Lululemon Athletica inc. (NASDAQ:LULU) has been one of the most successful new stories in retail in the past few years, coming from nowhere to dominate the yoga-apparel niche and expand its presence throughout the activewear segment. But investors are on edge, as a high valuation raises the specter that anything short of stellar performance could lead to a big share-price plunge. Let’s take an early look at what’s been happening with lululemon athletica over the past quarter and what we’re likely to see in its quarterly report on Thursday.
Stats on lululemon athletica
|Analyst EPS Estimate||$0.74|
|Change From Year-Ago EPS||45%|
|Revenue Estimate||$482.8 million|
|Change From Year-Ago Revenue||30%|
|Earnings Beats in Past 4 Quarters||4|
Will lululemon athletica stay stylish this quarter?
Over the past few months, analysts have been relatively optimistic about Lululemon Athletica inc. (NASDAQ:LULU)’s earnings prospects. They kept their calls for the just-ended quarter unchanged, although consensus figures for fiscal 2014 have come down by slightly. The stock, though, has indicated investor concern over the business, having fallen about 12% since mid-December.
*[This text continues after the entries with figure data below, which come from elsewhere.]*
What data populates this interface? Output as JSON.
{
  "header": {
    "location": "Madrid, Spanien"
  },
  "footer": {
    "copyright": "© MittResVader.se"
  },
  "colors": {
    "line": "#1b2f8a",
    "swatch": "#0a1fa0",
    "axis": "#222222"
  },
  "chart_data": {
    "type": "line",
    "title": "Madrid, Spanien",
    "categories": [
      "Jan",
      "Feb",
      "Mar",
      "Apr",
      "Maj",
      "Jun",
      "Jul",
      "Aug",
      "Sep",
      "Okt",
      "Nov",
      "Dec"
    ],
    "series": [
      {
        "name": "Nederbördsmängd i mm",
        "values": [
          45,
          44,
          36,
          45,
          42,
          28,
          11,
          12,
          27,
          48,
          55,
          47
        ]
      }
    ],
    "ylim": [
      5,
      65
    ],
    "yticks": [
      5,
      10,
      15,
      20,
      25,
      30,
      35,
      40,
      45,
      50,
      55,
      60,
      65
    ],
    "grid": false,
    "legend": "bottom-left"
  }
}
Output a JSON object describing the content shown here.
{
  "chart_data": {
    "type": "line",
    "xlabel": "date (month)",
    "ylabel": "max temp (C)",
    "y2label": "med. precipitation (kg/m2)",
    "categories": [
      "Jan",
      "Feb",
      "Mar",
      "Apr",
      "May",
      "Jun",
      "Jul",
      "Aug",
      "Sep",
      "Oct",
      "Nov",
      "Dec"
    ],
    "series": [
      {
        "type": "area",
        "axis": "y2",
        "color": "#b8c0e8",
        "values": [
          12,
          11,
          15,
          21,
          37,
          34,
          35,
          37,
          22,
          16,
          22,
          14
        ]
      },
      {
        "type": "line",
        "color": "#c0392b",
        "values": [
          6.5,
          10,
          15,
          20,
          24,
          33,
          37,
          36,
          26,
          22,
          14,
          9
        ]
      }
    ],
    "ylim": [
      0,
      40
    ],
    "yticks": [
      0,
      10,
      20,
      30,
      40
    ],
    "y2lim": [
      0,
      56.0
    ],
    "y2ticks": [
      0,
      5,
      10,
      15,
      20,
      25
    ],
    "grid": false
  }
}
Back in January, Lululemon gave some preliminary information about the current quarter that confirmed those worries, with the company projecting that same-store sales growth would fall to the high single-digits in the holiday quarter. Given that comps came in at 26% the year before, even projections of slightly higher earnings per share weren’t enough to prevent the stock from falling 6% on the news.